Click here to get coffee cup PHOTO and tracing image
There is a coffee cup “tracing image” you can use. With a scissors, cut out this image and trace (or draw freehand) onto your canvas. An easy way to trace is to apply charcoal or pastel to the back of the image. Then place the image down on top of each box on the canvasboard and draw on top of the outlines with a pen or pencil. It will leave a faint image on your canvas (like using carbon paper).
In each one of the boxes, paint the coffee cup in these 12 color different schemes going from left to right - in the order they are listed below. I.e. Monochromatic is in top left box, Analogous is in next box to the right, then complimenary, etc.

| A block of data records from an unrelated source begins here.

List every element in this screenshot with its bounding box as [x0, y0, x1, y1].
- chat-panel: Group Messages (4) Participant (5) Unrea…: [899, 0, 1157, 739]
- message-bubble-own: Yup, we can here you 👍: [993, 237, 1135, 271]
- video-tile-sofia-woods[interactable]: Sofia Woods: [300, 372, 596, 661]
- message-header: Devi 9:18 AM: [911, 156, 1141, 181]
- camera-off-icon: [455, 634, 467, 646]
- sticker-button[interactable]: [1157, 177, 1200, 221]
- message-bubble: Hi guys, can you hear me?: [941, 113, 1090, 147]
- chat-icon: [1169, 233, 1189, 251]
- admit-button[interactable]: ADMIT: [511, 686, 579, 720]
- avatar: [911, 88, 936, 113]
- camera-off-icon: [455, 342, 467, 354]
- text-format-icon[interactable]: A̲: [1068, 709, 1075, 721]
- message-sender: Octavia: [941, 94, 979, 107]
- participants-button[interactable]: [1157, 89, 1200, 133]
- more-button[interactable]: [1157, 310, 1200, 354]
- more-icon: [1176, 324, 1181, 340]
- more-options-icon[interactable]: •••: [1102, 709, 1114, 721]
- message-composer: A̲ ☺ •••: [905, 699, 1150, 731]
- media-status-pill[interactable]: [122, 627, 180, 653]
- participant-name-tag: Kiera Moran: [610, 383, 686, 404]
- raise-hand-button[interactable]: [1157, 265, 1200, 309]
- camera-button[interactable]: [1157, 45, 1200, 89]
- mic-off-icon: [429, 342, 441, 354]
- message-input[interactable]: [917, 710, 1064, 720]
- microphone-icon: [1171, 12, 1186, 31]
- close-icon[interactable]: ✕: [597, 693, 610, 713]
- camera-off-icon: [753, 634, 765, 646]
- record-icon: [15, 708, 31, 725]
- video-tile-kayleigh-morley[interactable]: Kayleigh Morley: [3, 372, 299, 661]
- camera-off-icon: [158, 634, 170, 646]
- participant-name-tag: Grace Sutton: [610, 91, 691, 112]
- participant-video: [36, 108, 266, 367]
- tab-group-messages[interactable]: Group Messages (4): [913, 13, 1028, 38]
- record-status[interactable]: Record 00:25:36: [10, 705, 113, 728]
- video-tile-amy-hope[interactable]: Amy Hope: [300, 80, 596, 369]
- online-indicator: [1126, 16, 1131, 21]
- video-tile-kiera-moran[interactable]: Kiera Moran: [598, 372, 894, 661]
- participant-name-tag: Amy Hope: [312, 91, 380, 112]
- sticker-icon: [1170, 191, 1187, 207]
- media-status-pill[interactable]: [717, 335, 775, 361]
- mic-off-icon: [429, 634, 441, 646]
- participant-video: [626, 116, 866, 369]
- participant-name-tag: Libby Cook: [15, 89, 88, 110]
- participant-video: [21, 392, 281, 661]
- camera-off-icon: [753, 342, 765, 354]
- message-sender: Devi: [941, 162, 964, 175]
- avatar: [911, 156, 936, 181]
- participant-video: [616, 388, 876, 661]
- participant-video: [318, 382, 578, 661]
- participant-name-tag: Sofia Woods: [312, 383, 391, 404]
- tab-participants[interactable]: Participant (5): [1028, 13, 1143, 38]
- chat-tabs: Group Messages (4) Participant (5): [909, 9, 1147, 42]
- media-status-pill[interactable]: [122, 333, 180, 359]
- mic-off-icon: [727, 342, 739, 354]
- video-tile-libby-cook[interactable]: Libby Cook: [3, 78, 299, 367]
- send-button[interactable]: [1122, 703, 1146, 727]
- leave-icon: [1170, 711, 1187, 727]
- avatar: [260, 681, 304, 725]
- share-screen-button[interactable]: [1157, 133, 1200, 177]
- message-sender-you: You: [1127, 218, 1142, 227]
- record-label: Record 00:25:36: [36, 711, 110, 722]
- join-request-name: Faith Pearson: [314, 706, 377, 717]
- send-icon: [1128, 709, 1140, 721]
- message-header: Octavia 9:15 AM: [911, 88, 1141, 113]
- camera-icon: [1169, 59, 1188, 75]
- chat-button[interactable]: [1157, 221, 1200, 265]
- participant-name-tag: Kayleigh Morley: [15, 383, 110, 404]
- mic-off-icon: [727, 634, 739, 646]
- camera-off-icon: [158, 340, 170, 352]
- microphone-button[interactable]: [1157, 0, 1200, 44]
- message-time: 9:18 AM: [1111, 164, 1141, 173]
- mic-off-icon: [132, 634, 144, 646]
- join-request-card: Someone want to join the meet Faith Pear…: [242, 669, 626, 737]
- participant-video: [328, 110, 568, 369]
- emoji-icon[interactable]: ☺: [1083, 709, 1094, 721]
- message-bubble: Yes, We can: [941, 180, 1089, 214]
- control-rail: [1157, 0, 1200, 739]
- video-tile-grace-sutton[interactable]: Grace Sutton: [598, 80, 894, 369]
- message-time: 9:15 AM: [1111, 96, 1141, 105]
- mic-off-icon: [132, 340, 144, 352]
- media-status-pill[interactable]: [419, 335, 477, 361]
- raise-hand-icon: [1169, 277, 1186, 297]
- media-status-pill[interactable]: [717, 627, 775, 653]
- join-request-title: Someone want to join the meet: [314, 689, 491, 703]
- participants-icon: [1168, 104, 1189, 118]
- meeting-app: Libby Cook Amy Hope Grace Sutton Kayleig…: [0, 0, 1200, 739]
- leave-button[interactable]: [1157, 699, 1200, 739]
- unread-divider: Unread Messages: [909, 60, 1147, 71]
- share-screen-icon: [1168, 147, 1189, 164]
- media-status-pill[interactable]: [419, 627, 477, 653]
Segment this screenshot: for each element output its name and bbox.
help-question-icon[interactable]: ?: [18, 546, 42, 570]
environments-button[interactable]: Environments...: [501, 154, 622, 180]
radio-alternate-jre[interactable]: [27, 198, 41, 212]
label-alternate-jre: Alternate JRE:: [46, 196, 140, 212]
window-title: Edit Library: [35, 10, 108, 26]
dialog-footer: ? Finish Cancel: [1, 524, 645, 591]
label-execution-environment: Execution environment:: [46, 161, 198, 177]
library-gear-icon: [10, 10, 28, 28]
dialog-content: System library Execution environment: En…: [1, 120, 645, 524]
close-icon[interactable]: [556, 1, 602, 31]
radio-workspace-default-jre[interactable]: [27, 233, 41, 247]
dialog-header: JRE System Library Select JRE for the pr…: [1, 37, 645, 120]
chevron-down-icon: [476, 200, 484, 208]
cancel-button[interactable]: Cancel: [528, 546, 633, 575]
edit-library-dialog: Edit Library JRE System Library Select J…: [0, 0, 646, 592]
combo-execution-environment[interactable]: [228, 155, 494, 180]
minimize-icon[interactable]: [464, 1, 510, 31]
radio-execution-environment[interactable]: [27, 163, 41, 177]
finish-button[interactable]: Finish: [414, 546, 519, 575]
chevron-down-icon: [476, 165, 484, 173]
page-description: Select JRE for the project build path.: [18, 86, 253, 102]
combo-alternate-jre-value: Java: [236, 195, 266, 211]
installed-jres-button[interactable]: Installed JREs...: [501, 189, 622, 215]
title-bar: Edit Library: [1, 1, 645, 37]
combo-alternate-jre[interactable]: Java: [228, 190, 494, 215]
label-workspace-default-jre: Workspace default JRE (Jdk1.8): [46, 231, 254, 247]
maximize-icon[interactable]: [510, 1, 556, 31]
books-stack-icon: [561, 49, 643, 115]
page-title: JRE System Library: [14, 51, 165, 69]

Monochromatic Analogous Complimentary Triad
Tetrad Split complementary Analogous Comp All Neutral
Neutral & Saturated All Saturated High Key Anything Goes
Click to see the 12 Color Schemes and their descriptions
You do NOT have to work in the 3 primaries from the chart exercise unless you want to. In other words, feel free to use your entire palette of colors. You can use whichever color schemes you choose. I.e. your complementary colors can be violet/yellow, or orange/blue, etc. Your triad can be red, yellow blue, or red-orange/Blue violet/ yellow-green. etc. They must be based on the color wheel. Remember, you can use all the tints, shades and tone colors of the hues you are working in.
Its OK if some other colors enter into your painting that aren’t exactly part of your color scheme - as long as they don’t compete or dominate the colors that are actually part of the scheme. Make sure the overall main colors are those you chose for a scheme.